Directed by Ridley Scott
Based on the book by Mark Bowden

The best one-sentence description of Black Hawk Down is to compare it to another recent war epic. "Remember the D-day sequence in Saving Private Ryan?" a friend asked me. "Black Hawk Down is like two hours of that ."

As a cinematic achievement, this is Scott's most notable work yet. It doesn't have the thrilling futurism of Blade Runner or the heroic storyline of Gladiator , but that's exactly what makes it stunning. Black Hawk Down hues to the facts as established in Bowden's book; every event that we see in the movie is underpinned by the careful research that went into the book. But as an emotional experience, Scott goes far beyond what the book can deliver but rendering the events in stunning, unreal cinematography that rightfully earned the film an Oscar nomination. While the identities of the men and their thoughts are well-documented in the literary form, their voice and image become painfully real here.

Scott is a notoriously difficult director to work for, and this movie is an excellent demonstration of why: although the acting is superbly crafted, it's lost in the overall vision of retelling the Somalian drama that clearly flowed from Scott. His trademark shafts of light through fog are present, though the fog is generally green this time; while the events are portrayed straight from the book and as true-to-life as possible, the art direction flirts only passingly with reality, instead crafting a superreality that projects the 18-to-20-year-olds into an environment that was a real-world invocation of horror. The non-obvious but fitting choice of Malian flute music as the basis of the score provides exactly the otherworldliness that the experience demands.

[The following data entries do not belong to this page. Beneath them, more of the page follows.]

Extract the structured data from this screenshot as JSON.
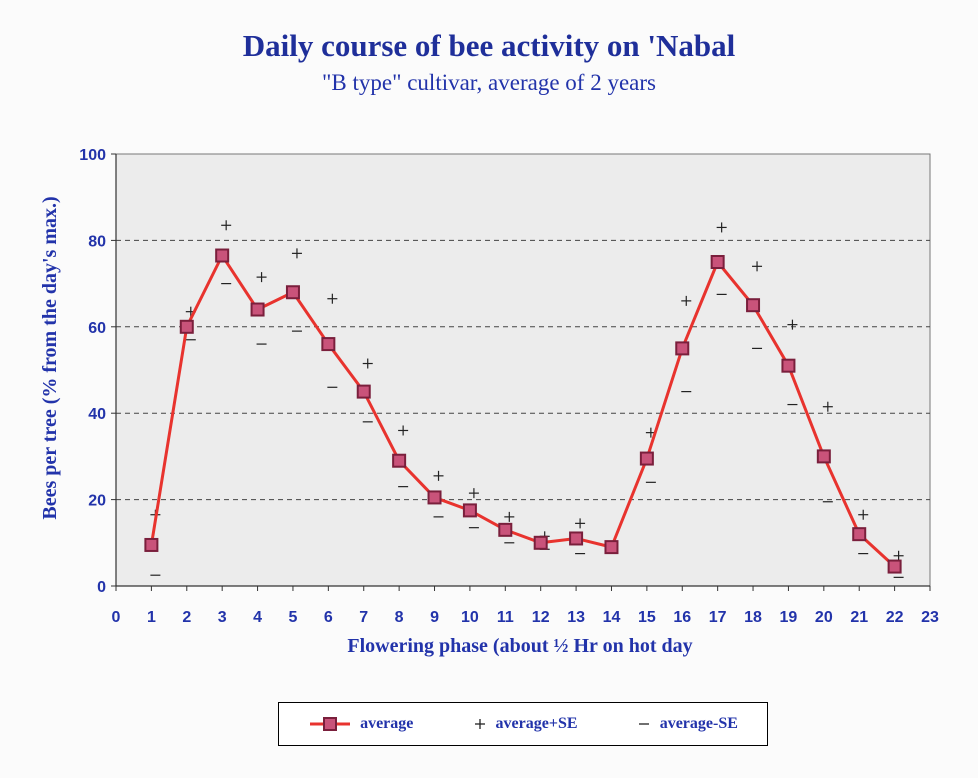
{
  "colors": {
    "title": "#1f2f9a",
    "text": "#2233aa",
    "line": "#e8332e",
    "marker_fill": "#c9537a",
    "marker_stroke": "#7a1f3c",
    "plot_bg": "#ececec",
    "grid": "#444444"
  },
  "chart_data": {
    "type": "line",
    "title": "Daily course of bee activity on 'Nabal",
    "subtitle": "\"B type\" cultivar, average of 2 years",
    "xlabel": "Flowering phase (about ½ Hr on hot day",
    "ylabel": "Bees per tree (% from the day's max.)",
    "xlim": [
      0,
      23
    ],
    "ylim": [
      0,
      100
    ],
    "xticks": [
      "0",
      "1",
      "2",
      "3",
      "4",
      "5",
      "6",
      "7",
      "8",
      "9",
      "10",
      "11",
      "12",
      "13",
      "14",
      "15",
      "16",
      "17",
      "18",
      "19",
      "20",
      "21",
      "22",
      "23"
    ],
    "yticks": [
      "0",
      "20",
      "40",
      "60",
      "80",
      "100"
    ],
    "grid": "horizontal dashed",
    "legend_position": "bottom",
    "x": [
      1,
      2,
      3,
      4,
      5,
      6,
      7,
      8,
      9,
      10,
      11,
      12,
      13,
      14,
      15,
      16,
      17,
      18,
      19,
      20,
      21,
      22
    ],
    "series": [
      {
        "name": "average",
        "values": [
          9.5,
          60,
          76.5,
          64,
          68,
          56,
          45,
          29,
          20.5,
          17.5,
          13,
          10,
          11,
          9,
          29.5,
          55,
          75,
          65,
          51,
          30,
          12,
          4.5
        ]
      },
      {
        "name": "average+SE",
        "values": [
          16.5,
          63.5,
          83.5,
          71.5,
          77,
          66.5,
          51.5,
          36,
          25.5,
          21.5,
          16,
          11.5,
          14.5,
          null,
          35.5,
          66,
          83,
          74,
          60.5,
          41.5,
          16.5,
          7
        ]
      },
      {
        "name": "average-SE",
        "values": [
          2.5,
          57,
          70,
          56,
          59,
          46,
          38,
          23,
          16,
          13.5,
          10,
          8.5,
          7.5,
          null,
          24,
          45,
          67.5,
          55,
          42,
          19.5,
          7.5,
          2
        ]
      }
    ]
  }
}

If you have the slightest interest in being an informed citizen (of any country) when it comes to the use of your military forces, you should read Mark Bowden's book (among other uses of the extra space a book allows, it gives a fuller potrait of the Somali motivations and why they came to despise the Americans). If you have the stomach for movie depictions of violence, see the film as well; be forewarned it contains some sequences that are painful to watch, not because the violence is glorified but because it is not. Then again, avoiding this sort of truth is what led us into Somalia with no defined mission in the first place.